Recursos do Fundo Amazônia vão reforçar atuação de bombeiros, brigadas e Força Nacional com estrutura e equipamentos
O Banco Nacional de Desenvolvimento Econômico e Social (BNDES) aprovou a liberação de até R$ 150 milhões em recursos não reembolsáveis do Fundo Amazônia para ações de prevenção e combate a incêndios florestais nos biomas do Cerrado e Pantanal. A medida marca o primeiro investimento do fundo fora da Amazônia Legal.
A iniciativa faz parte do projeto Manejo Integrado do Fogo, apresentado pelo Ministério da Justiça e Segurança Pública, em parceria com o Ministério do Meio Ambiente e Mudança do Clima (MMA). A proposta será executada em três níveis, local, estadual e interestadual, com foco em ampliar a capacidade de resposta diante do agravamento dos incêndios.
Serão beneficiados os Corpos de Bombeiros Militares dos estados de Mato Grosso do Sul, Minas Gerais, Goiás, Bahia, Piauí e Distrito Federal, além da Força Nacional de Segurança Pública. Os investimentos incluem veículos, caminhões-tanque, bombas costais, sopradores, drones, notebooks e GPS portáteis.
O presidente do BNDES, Aloizio Mercadante, destacou a urgência da ação. “O avanço dos incêndios florestais e das queimadas não autorizadas em biomas como o Cerrado e o Pantanal tem exigido uma resposta emergencial e integrada do Estado brasileiro”, disse. Ele lembrou que em 2024 o país registrou 9,7 milhões de hectares queimados no Cerrado e 1,9 milhão no Pantanal.
A ministra do Meio Ambiente, Marina Silva, também enfatizou a importância do apoio. “O apoio do Fundo Amazônia será determinante para que as unidades do Corpo de Bombeiros dos estados que abrigam esses biomas sejam capacitadas e equipadas com caminhões-tanque e bombas costais, por exemplo, e possam atuar em conjunto com o governo federal no controle dos incêndios”, afirmou.
Segundo ela, fortalecer a estrutura dos estados é essencial para enfrentar os desafios impostos pela mudança do clima. “É crucial que todos os entes federativos estejam fortalecidos em suas capacidades para cumprir com suas atribuições”, completou.

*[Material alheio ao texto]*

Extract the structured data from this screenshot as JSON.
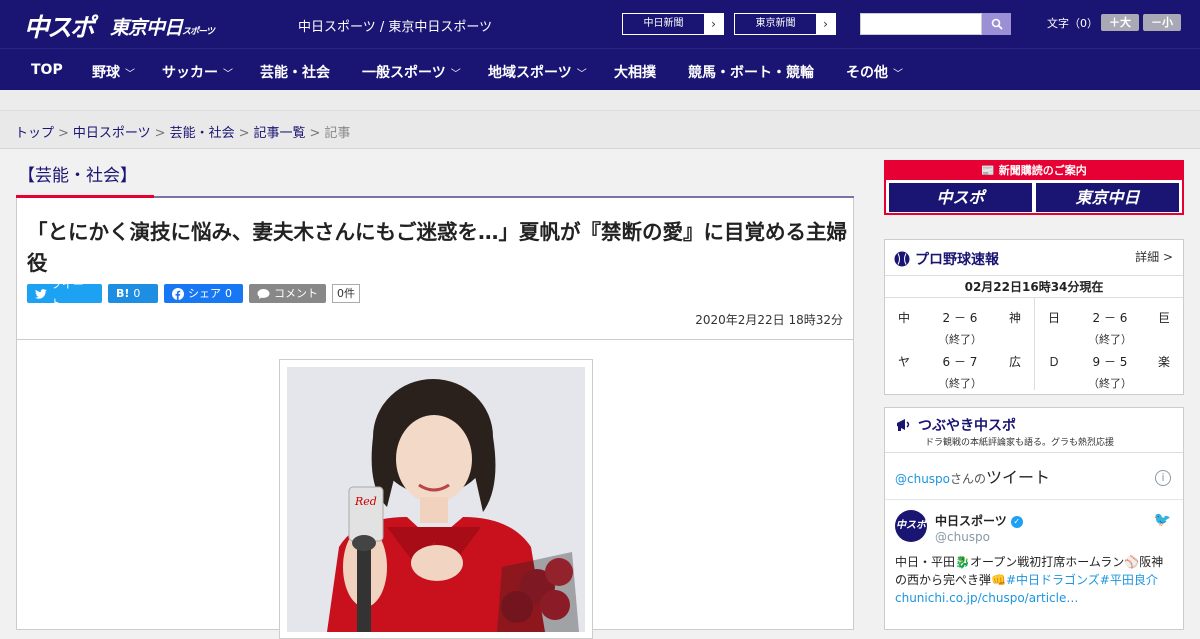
{
  "header": {
    "logo_main": "中スポ",
    "logo_tokyo": "東京中日",
    "logo_tokyo_small": "スポーツ",
    "site_names": "中日スポーツ / 東京中日スポーツ",
    "ext_links": [
      "中日新聞",
      "東京新聞"
    ],
    "search_placeholder": "",
    "font_size_label": "文字（0）",
    "font_plus": "＋大",
    "font_minus": "－小"
  },
  "nav": {
    "items": [
      {
        "label": "TOP",
        "has_menu": false
      },
      {
        "label": "野球",
        "has_menu": true
      },
      {
        "label": "サッカー",
        "has_menu": true
      },
      {
        "label": "芸能・社会",
        "has_menu": false
      },
      {
        "label": "一般スポーツ",
        "has_menu": true
      },
      {
        "label": "地域スポーツ",
        "has_menu": true
      },
      {
        "label": "大相撲",
        "has_menu": false
      },
      {
        "label": "競馬・ボート・競輪",
        "has_menu": false
      },
      {
        "label": "その他",
        "has_menu": true
      }
    ]
  },
  "breadcrumb": {
    "items": [
      "トップ",
      "中日スポーツ",
      "芸能・社会",
      "記事一覧",
      "記事"
    ]
  },
  "article": {
    "category": "【芸能・社会】",
    "title": "「とにかく演技に悩み、妻夫木さんにもご迷惑を…」夏帆が『禁断の愛』に目覚める主婦役",
    "share": {
      "tweet": "ツイート",
      "hatena": "B!",
      "hatena_count": "0",
      "facebook": "シェア",
      "facebook_count": "0",
      "comment": "コメント",
      "comment_count": "0件"
    },
    "date": "2020年2月22日 18時32分",
    "photo_caption_mic": "Red"
  },
  "sidebar": {
    "subscribe": {
      "heading": "新聞購読のご案内",
      "logos": [
        "中スポ",
        "東京中日"
      ]
    },
    "baseball": {
      "title": "プロ野球速報",
      "detail": "詳細 >",
      "time": "02月22日16時34分現在",
      "games": [
        {
          "home": "中",
          "score": "2 － 6",
          "away": "神",
          "status": "（終了）"
        },
        {
          "home": "日",
          "score": "2 － 6",
          "away": "巨",
          "status": "（終了）"
        },
        {
          "home": "ヤ",
          "score": "6 － 7",
          "away": "広",
          "status": "（終了）"
        },
        {
          "home": "Ｄ",
          "score": "9 － 5",
          "away": "楽",
          "status": "（終了）"
        }
      ]
    },
    "tweets": {
      "title": "つぶやき中スポ",
      "subtitle": "ドラ観戦の本紙評論家も語る。グラも熱烈応援",
      "handle": "@chuspo",
      "handle_suffix": "さんの",
      "heading": "ツイート",
      "account_name": "中日スポーツ",
      "account_user": "@chuspo",
      "avatar_text": "中スポ",
      "text_1": "中日・平田🐉オープン戦初打席ホームラン⚾阪神の西から完ぺき弾👊",
      "tag_1": "#中日ドラゴンズ",
      "tag_2": "#平田良介",
      "link": "chunichi.co.jp/chuspo/article…"
    }
  }
}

Cada estado deverá firmar parceria com o Ministério da Justiça, comprometendo-se a utilizar os equipamentos exclusivamente em ações de combate ao fogo e garantir sua conservação.

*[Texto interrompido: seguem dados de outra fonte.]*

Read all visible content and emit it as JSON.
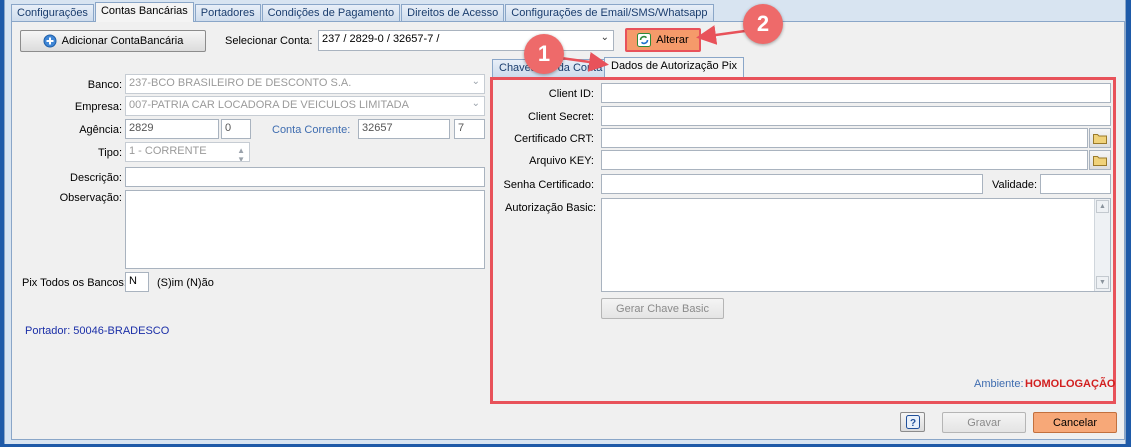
{
  "tabs": [
    {
      "label": "Configurações"
    },
    {
      "label": "Contas Bancárias"
    },
    {
      "label": "Portadores"
    },
    {
      "label": "Condições de Pagamento"
    },
    {
      "label": "Direitos de Acesso"
    },
    {
      "label": "Configurações de Email/SMS/Whatsapp"
    }
  ],
  "active_tab": "Contas Bancárias",
  "toolbar": {
    "add_button_label": "Adicionar ContaBancária",
    "select_account_label": "Selecionar Conta:",
    "select_account_value": "237 / 2829-0 / 32657-7 /",
    "alter_button_label": "Alterar"
  },
  "form": {
    "banco_label": "Banco:",
    "banco_value": "237-BCO BRASILEIRO DE DESCONTO S.A.",
    "empresa_label": "Empresa:",
    "empresa_value": "007-PATRIA CAR LOCADORA DE VEICULOS LIMITADA",
    "agencia_label": "Agência:",
    "agencia_value": "2829",
    "agencia_digit": "0",
    "conta_label": "Conta Corrente:",
    "conta_value": "32657",
    "conta_digit": "7",
    "tipo_label": "Tipo:",
    "tipo_value": "1 - CORRENTE",
    "descricao_label": "Descrição:",
    "descricao_value": "",
    "observacao_label": "Observação:",
    "observacao_value": "",
    "pix_label": "Pix Todos os Bancos:",
    "pix_value": "N",
    "pix_hint": "(S)im (N)ão",
    "portador_text": "Portador: 50046-BRADESCO"
  },
  "subtabs": [
    {
      "label": "Chaves Pix da Conta"
    },
    {
      "label": "Dados de Autorização Pix"
    }
  ],
  "pix": {
    "client_id_label": "Client ID:",
    "client_id_value": "",
    "client_secret_label": "Client Secret:",
    "client_secret_value": "",
    "certificado_label": "Certificado CRT:",
    "certificado_value": "",
    "arquivo_key_label": "Arquivo KEY:",
    "arquivo_key_value": "",
    "senha_label": "Senha Certificado:",
    "senha_value": "",
    "validade_label": "Validade:",
    "validade_value": "",
    "autorizacao_label": "Autorização Basic:",
    "autorizacao_value": "",
    "gerar_button_label": "Gerar Chave Basic",
    "ambiente_label": "Ambiente:",
    "ambiente_value": "HOMOLOGAÇÃO"
  },
  "footer": {
    "help_button_label": "?",
    "gravar_label": "Gravar",
    "cancelar_label": "Cancelar"
  },
  "callouts": [
    "1",
    "2"
  ],
  "colors": {
    "highlight": "#e8525a",
    "callout": "#ee6a6a",
    "ambiente": "#d21f1f",
    "portador": "#1b2fa8",
    "cancel": "#f7a878",
    "alter": "#f59a6a"
  }
}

O ministro da Justiça, Ricardo Lewandowski, ressaltou que o governo está se antecipando a crises futuras. “Vamos seguir protegendo nossos biomas em um esforço conjunto, com inteligência compartilhada e integração entre governo federal, forças de segurança e brigadas florestais dos estados”, disse. Ele lembrou ainda que tramita no Congresso um projeto de lei que torna mais rigorosas as penas para incêndios criminosos.